Los partidos de oposición fueron muy duros con el Presidente. A lo largo de su trayectoria han cometido errores de verdad infantiles, y sus dirigentes y voceros parecen siempre perder la brújula cuando se trata de dar un diagnóstico sobre los problemas que acosan a la nación. De hecho, en mi opinión, ello se debe a la juventud de nuestro sistema de partidos. Ellos deben todavía andar mucho camino para que se conviertan en fuerzas protagónicas y en verdaderas opciones de poder. El PRI no acaba de convertirse en un auténtico partido político; los oposicionistas no acaban de madurar. Tienen en fin, todos ellos, muchos defectos que deberán superar para que la democracia se convierta en una realidad en nuestro país. Para bien o para mal, de ellos depende todo.

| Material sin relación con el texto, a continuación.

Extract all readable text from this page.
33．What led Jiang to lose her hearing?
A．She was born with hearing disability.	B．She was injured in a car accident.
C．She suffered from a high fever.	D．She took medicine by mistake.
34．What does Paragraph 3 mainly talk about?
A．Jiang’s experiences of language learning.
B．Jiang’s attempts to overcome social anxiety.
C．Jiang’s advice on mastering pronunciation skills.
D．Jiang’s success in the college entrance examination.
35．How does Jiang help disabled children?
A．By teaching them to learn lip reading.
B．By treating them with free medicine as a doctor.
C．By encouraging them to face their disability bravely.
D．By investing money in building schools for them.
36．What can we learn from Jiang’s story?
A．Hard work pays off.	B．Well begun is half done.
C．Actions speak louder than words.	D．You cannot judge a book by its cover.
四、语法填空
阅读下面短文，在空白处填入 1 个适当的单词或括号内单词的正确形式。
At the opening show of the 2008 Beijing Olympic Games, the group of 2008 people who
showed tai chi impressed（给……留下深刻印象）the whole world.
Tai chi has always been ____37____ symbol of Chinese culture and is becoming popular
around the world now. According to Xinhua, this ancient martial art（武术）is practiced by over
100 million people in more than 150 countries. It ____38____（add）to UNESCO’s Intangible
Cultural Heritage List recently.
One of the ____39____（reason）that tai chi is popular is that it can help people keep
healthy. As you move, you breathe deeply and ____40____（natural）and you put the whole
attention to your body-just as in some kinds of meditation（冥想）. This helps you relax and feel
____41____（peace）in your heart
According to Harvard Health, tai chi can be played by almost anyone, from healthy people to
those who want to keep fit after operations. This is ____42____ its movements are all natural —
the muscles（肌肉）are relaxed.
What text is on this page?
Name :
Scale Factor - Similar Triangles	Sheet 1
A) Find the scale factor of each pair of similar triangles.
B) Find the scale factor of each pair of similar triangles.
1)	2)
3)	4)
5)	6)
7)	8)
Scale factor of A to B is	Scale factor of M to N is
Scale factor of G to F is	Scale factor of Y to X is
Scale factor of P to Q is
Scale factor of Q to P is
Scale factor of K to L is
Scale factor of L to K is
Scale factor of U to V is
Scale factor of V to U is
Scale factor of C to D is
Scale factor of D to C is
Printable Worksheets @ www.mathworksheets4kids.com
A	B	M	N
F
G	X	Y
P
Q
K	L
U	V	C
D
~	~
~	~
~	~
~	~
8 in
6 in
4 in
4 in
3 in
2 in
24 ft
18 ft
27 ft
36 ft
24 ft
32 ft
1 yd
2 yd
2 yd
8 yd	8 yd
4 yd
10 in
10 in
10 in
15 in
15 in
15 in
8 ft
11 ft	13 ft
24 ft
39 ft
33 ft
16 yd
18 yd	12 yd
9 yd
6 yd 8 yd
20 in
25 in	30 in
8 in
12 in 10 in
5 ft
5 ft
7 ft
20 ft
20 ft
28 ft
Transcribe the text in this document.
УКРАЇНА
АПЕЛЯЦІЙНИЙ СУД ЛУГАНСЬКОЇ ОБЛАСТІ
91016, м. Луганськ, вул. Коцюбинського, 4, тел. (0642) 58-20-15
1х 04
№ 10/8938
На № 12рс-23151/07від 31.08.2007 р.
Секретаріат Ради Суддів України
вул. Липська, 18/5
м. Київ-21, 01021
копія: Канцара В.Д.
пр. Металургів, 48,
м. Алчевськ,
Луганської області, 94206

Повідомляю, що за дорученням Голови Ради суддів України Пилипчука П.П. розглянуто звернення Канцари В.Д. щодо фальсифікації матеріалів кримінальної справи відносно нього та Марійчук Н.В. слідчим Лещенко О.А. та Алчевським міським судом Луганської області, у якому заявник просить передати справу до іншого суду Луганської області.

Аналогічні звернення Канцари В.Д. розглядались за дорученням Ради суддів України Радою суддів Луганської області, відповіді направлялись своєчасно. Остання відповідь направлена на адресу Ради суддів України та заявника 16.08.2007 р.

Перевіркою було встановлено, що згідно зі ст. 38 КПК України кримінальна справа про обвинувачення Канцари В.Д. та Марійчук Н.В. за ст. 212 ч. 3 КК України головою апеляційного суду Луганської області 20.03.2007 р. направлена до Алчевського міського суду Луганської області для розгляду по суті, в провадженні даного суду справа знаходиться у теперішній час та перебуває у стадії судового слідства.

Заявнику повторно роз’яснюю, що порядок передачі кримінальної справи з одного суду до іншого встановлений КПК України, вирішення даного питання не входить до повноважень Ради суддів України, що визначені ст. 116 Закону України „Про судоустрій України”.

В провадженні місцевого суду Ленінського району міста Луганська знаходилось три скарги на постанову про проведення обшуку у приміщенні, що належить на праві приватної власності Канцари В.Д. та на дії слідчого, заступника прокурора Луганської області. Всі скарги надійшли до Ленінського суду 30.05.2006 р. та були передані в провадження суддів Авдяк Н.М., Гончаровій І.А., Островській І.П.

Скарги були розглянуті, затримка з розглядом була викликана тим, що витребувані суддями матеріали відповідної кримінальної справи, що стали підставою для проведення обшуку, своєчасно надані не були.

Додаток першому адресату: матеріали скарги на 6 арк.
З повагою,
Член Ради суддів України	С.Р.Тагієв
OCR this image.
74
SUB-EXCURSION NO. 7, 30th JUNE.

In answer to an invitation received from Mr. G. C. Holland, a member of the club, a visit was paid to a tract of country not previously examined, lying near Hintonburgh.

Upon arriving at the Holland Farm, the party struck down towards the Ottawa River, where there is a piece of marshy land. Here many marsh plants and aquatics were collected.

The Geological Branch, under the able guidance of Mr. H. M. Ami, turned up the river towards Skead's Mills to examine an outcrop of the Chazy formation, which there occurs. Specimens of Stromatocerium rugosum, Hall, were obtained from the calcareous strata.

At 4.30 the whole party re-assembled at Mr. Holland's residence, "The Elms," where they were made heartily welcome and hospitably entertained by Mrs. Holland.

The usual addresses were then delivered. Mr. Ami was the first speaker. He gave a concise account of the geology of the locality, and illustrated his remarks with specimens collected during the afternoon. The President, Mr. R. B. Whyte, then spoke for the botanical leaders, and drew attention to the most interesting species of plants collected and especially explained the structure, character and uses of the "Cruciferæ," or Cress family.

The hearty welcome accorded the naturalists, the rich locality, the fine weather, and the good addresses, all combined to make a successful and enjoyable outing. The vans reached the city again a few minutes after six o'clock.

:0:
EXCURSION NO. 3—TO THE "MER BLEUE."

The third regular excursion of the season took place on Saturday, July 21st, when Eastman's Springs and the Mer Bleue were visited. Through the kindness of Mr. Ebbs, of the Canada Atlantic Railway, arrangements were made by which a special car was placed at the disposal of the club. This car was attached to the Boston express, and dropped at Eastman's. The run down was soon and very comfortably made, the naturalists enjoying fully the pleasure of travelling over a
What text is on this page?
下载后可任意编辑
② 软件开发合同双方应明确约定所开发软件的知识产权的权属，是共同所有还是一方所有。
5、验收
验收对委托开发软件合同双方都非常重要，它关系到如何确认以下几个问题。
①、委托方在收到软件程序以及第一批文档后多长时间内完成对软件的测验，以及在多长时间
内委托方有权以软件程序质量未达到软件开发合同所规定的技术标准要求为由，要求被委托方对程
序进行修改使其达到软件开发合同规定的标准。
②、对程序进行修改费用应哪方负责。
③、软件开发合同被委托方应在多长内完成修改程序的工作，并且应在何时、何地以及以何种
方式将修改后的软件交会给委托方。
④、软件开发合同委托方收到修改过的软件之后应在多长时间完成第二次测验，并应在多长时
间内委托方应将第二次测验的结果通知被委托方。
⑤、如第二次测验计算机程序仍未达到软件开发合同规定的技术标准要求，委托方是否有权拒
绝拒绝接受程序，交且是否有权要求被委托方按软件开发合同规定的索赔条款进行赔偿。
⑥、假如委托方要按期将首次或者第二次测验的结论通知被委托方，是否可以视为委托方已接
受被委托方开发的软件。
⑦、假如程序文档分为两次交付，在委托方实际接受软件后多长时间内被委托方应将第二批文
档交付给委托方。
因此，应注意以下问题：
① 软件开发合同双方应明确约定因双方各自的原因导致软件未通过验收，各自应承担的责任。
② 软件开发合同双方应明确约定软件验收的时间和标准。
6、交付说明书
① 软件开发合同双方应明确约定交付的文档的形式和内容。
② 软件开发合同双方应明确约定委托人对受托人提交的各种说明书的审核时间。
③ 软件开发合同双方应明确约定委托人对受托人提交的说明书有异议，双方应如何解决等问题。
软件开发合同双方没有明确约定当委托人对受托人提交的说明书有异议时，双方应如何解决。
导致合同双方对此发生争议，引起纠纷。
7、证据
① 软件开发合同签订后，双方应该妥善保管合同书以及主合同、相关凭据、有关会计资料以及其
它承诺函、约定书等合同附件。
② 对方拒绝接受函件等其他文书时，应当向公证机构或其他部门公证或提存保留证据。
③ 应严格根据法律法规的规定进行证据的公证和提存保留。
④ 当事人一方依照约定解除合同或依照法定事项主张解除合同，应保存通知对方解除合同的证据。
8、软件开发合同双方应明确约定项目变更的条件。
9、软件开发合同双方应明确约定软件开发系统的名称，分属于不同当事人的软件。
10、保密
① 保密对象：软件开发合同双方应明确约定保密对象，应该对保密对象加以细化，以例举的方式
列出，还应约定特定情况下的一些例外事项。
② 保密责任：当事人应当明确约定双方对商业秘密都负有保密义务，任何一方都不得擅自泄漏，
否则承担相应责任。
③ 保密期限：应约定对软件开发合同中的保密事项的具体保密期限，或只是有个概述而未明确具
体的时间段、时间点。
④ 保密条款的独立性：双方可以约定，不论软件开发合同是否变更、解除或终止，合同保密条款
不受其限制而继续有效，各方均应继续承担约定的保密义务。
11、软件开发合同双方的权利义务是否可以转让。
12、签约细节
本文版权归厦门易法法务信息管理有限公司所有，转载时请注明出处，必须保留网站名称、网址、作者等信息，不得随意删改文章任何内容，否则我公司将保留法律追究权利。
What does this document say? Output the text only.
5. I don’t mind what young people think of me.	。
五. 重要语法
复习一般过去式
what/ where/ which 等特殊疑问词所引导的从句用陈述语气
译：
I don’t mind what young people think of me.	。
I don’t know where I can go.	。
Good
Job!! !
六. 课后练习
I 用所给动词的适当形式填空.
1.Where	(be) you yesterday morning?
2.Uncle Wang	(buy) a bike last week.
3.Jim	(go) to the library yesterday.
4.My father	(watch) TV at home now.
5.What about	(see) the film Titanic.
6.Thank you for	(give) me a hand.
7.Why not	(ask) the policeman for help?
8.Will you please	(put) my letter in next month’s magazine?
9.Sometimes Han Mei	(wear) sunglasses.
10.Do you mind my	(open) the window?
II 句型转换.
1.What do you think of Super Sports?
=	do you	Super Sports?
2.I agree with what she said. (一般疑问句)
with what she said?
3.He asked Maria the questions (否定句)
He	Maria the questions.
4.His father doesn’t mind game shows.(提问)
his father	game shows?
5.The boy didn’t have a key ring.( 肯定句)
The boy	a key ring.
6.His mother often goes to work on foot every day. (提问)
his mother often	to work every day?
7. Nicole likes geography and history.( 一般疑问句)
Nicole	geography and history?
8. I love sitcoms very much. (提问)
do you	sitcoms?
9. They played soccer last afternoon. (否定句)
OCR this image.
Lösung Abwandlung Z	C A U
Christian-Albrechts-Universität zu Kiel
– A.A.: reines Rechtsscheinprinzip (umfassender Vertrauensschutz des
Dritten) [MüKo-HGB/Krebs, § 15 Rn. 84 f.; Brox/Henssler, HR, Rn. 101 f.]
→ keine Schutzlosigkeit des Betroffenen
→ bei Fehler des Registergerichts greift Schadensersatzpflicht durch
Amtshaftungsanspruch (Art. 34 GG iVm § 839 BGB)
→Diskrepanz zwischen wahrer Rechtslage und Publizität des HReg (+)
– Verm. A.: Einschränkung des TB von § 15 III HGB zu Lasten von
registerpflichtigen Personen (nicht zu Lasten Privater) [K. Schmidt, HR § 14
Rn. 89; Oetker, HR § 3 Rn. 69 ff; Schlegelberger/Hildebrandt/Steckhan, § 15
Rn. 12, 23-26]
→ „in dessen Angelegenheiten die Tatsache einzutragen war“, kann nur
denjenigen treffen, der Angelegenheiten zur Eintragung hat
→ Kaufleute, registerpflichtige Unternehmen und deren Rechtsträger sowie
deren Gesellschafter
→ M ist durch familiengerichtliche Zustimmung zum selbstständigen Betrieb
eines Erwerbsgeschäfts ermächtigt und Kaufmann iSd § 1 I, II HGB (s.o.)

Pero resulta que nuestros partidos son el blanco favorito de muchos críticos inconsistentes que olvidan muy a menudo lo que es un partido político y también un sistema de partidos. Gozan culpando a los partidos de todos nuestros males.

A veces, no les gusta ninguno; a veces, las más, hacen escarnio de los partidos opositores. Para muchos, la verdadera impulsora de nuestro avance democrático ha sido la llamada sociedad civil. Yo estoy convencido de que no es así. Han sido nuestros partidos (incluido el PRI) los que lo han hecho posible y los que han llevado de la mano a la sociedad en el proceso inacabable de su pluralización (si se me permite la expresión). Tomar como ejemplo denigratorio de los partidos lo que hacen sus grupos parlamentarios o sus rencillas internas es, sencillamente, superficial e inútil. Deberíamos alegrarnos y no lamentarnos de que hoy haya verdaderos partidos de oposición y el principio de un sistema de partidos.

En el debate político padecemos una vieja enfermedad que, al parecer, nos es común a todos: el tremendismo. Siempre estamos llevados a los extremos. El Presidente carece de todo poder. Los partidos no son más que grupillos de rijosos inconscientes. Chiapas sólo acabará cuando el EZLN o el gobierno impongan sus condiciones.

El problema del Fobaproa sólo terminará cuando sus pasivos se conviertan en deuda pública o cuando los pillos que medraron con él sean metidos a la cárcel. El nuevo programa de seguridad no sirve para nada o es la varita mágica que nos permitirá acabar con la delincuencia organizada. Y así por el estilo.

¿Cómo debatir si todos nos vamos a los extremos?